18 yaşında Marquis du Châtelet ile evlendi ve kısa sürede üç çocuk sahibi oldu. Soy devam ettirme görevini tamamladıktan sonra, eşiyle ayrı yaşamaya başladılar. 26 yaşına geldiğinde, Émilie du Châtelet yalnızca güzelliğiyle değil, zekâsıyla da Voltaire’i büyüledi.
Voltaire, keskin mizahı ve sivri diliyle zaten toplumun güçlü isimlerini rahatsız eden bir figür haline gelmişti. Émilie ise tam tersine, aristokrasinin içinde doğmuştu; babası, XIV. Louis’nin Versailles Sarayı’nda protokol şefi olarak görev yapıyordu.
O dönemde evlilik dışı ilişkiler yaygındı, ancak bunlar genellikle gizli yaşanırdı. Buna karşılık, Émilie ve Voltaire, toplumsal kurallara meydan okuyarak birlikte yaşamaya başladı. Bu durum, soyluların katı nezaket kurallarını sarsan büyük bir skandal haline geldi. Ancak onlar Newton’un yasalarını açıklamaya çalışırken, toplumsal kuralları da sorgulayan bir ortaklık kurmuşlardı.
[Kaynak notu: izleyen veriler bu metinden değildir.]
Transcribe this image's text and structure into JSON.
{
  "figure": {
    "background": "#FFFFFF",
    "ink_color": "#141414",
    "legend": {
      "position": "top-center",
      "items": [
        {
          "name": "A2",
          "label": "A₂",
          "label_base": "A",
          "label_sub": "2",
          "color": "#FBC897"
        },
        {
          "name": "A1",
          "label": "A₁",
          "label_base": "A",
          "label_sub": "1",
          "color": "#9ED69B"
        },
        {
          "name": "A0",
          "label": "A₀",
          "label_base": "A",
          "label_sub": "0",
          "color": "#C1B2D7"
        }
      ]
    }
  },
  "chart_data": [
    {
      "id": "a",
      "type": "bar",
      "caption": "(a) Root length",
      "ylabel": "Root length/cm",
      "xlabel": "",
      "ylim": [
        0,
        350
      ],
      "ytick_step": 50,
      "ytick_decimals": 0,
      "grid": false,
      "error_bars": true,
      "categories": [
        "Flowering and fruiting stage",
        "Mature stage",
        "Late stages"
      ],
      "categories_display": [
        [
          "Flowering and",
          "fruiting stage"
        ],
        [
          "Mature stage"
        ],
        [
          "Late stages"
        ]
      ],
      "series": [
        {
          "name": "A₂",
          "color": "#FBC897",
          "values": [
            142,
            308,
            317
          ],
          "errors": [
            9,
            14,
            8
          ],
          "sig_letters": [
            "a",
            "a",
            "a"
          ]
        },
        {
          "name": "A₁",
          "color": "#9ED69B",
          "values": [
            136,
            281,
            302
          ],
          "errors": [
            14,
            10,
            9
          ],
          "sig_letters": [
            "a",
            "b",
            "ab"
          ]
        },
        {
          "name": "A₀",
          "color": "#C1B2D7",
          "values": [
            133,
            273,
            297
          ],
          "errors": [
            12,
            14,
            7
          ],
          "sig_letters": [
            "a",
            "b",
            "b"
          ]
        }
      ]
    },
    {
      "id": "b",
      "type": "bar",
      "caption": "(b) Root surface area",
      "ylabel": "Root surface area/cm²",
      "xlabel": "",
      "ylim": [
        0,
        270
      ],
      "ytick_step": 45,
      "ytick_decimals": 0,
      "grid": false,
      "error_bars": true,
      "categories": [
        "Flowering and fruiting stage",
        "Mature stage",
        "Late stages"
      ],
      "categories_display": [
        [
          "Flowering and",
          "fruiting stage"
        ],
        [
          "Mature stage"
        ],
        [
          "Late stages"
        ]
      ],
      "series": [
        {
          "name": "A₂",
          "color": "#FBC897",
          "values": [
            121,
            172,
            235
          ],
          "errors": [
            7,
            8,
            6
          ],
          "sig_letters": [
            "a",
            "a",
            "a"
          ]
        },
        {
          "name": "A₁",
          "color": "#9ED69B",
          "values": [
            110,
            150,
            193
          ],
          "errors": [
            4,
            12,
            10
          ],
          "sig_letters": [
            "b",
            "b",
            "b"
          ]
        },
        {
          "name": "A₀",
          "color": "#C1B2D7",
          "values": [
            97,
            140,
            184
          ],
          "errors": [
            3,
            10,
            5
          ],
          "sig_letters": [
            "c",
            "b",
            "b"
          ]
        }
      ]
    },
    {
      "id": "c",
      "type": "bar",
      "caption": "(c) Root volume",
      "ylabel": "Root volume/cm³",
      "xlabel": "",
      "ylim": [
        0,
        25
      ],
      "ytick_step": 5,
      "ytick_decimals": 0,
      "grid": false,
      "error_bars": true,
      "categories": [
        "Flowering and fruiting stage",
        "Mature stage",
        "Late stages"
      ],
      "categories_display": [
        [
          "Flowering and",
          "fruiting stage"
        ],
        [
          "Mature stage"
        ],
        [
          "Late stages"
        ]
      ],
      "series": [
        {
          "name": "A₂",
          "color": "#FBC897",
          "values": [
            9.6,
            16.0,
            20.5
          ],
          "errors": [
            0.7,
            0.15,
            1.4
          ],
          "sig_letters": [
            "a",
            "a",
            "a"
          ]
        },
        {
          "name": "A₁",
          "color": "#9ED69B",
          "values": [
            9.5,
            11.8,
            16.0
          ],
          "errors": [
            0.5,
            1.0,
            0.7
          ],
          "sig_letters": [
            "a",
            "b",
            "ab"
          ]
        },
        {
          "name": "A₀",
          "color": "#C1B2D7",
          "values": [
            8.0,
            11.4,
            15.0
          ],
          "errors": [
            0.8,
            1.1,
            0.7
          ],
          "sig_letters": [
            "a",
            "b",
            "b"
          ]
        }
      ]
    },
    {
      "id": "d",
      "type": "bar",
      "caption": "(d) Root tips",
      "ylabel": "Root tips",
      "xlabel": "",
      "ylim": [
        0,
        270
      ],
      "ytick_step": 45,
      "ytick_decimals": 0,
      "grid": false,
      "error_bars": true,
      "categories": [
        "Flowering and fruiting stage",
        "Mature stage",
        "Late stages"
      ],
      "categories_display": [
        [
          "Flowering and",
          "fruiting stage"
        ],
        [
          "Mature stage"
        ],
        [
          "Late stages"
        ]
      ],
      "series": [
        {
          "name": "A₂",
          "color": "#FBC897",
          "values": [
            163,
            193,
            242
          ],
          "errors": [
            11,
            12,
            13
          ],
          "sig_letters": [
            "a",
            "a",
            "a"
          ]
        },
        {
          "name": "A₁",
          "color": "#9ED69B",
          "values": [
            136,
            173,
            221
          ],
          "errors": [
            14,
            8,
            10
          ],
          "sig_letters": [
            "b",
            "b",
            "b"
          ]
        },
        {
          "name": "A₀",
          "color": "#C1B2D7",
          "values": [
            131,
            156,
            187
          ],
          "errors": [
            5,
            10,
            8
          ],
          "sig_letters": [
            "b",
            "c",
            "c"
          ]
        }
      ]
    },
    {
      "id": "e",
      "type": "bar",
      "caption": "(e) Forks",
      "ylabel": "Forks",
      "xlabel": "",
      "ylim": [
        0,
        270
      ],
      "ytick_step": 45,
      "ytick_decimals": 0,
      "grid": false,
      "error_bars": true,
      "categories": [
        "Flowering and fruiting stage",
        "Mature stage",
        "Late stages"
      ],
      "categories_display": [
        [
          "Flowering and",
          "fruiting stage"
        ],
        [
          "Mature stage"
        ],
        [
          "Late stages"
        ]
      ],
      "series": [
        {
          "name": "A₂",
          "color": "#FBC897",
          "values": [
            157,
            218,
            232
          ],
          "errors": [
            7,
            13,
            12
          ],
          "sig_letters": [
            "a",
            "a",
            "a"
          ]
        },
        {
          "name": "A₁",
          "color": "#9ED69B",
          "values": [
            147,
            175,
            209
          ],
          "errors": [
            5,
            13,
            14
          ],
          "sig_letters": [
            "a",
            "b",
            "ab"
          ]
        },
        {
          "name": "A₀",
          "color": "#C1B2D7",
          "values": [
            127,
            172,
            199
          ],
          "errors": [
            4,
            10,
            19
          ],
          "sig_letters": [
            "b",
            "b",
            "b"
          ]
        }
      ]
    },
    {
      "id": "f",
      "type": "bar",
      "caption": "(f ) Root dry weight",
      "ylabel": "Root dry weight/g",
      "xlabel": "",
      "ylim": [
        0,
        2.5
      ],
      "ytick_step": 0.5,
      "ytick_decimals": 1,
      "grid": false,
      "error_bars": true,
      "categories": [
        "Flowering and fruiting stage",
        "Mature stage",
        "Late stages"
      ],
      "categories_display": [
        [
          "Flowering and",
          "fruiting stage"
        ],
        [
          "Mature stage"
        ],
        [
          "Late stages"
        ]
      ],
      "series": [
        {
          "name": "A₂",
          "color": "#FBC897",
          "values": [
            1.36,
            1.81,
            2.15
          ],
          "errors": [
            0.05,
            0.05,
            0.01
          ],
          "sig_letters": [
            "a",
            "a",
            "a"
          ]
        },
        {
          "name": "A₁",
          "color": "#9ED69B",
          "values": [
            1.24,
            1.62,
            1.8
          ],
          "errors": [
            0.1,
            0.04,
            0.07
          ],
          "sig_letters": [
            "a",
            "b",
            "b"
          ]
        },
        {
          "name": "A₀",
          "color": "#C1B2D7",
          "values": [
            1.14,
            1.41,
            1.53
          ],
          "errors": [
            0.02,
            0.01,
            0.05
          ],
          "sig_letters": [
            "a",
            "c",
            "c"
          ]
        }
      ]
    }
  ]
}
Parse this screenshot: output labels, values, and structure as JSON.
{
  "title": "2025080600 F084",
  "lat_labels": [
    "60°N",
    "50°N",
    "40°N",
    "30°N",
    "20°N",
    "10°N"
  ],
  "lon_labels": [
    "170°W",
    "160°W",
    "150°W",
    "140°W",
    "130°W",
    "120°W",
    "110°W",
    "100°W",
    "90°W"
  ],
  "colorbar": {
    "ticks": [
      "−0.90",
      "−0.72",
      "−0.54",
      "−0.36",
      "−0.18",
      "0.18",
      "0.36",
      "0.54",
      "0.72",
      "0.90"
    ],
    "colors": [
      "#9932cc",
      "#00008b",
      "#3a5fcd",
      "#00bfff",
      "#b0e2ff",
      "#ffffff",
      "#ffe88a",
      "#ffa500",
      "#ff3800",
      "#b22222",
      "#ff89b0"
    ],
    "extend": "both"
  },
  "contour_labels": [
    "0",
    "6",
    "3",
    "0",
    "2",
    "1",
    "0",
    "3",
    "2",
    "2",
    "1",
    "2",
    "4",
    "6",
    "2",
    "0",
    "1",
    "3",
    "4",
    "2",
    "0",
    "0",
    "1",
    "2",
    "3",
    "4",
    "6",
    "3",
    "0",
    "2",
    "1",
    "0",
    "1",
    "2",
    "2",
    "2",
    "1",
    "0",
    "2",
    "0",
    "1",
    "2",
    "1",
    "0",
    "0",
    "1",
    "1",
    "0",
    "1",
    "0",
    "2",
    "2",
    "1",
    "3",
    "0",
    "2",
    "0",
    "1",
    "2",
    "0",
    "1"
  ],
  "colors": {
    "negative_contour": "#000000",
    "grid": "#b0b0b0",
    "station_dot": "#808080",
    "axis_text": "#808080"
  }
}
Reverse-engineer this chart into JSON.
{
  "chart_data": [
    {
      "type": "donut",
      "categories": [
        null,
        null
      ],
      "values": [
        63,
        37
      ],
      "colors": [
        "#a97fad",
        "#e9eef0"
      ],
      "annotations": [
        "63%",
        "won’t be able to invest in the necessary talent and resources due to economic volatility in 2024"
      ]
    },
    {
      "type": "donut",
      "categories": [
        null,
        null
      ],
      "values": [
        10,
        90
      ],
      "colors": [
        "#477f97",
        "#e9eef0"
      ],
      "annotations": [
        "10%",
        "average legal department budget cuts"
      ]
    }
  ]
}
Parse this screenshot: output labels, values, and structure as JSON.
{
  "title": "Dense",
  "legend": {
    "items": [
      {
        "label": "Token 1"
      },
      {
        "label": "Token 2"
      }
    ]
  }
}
Voltaire ve Emilie du Chatelet İlişkisi
Voltaire’in Newton’a duyduğu hayranlık, onun Fransa’daki muhafazakâr elitlere duyduğu öfkeden kaynaklanmaktaydı. Bu memnuniyetsizliğini hiciv dolu eserlerinde sıkça dile getirdi. 1733’te Émilie ile tanıştığında, güçlü figürleri rahatsız etme eğilimi çoktan başına dert açmıştı. Daha önce Bastille Hapishanesi’nde yatmış, birkaç yıl sürgüne gönderilmişti. Ancak bu sürgün onun için beklenmedik bir fırsat sundu. Çünkü İngiltere’ye giderek Newton’un önde gelen takipçileriyle tanışma şansı yakaladı.
Newton 1727’de hayatını kaybettiğinde, Voltaire bundan büyük ölçüde etkilenecekti. Öyle ki, İngilizler hakkında bir dizi makale yazmaya karar verdi. Bu yazılarda İngiltere’nin anayasal monarşisini, görece dini hoşgörüsünü, Newtoncu rasyonel bilimi ve özellikle Newton’un dostu ve öğrencisi olan John Locke’un temsil ettiği yeni deneyci filozofları ele aldı.
Voltaire, bu makaleleri önce İngiltere’de yayımladı. 1734’ün başlarında bir arkadaşına, daha uzun olan Fransızca versiyonunu (Lettres Philosophiques) yayınlamayı ertelediğini söyledi. Bunun nedeni, Fransız sarayındaki din adamlarının tepkisinden çekinmesiydi.

1734 yılının Nisan ayında, Voltaire’in Fransız yayınevi, onun izni olmadan Lettres’i Fransa’da yayımladı. Bunun üzerine hakkında tutuklama emri çıktı. Émilie, bu muameleye öfkelenerek arkadaşlarına durumu adaletsiz bulduğunu dile getirdi.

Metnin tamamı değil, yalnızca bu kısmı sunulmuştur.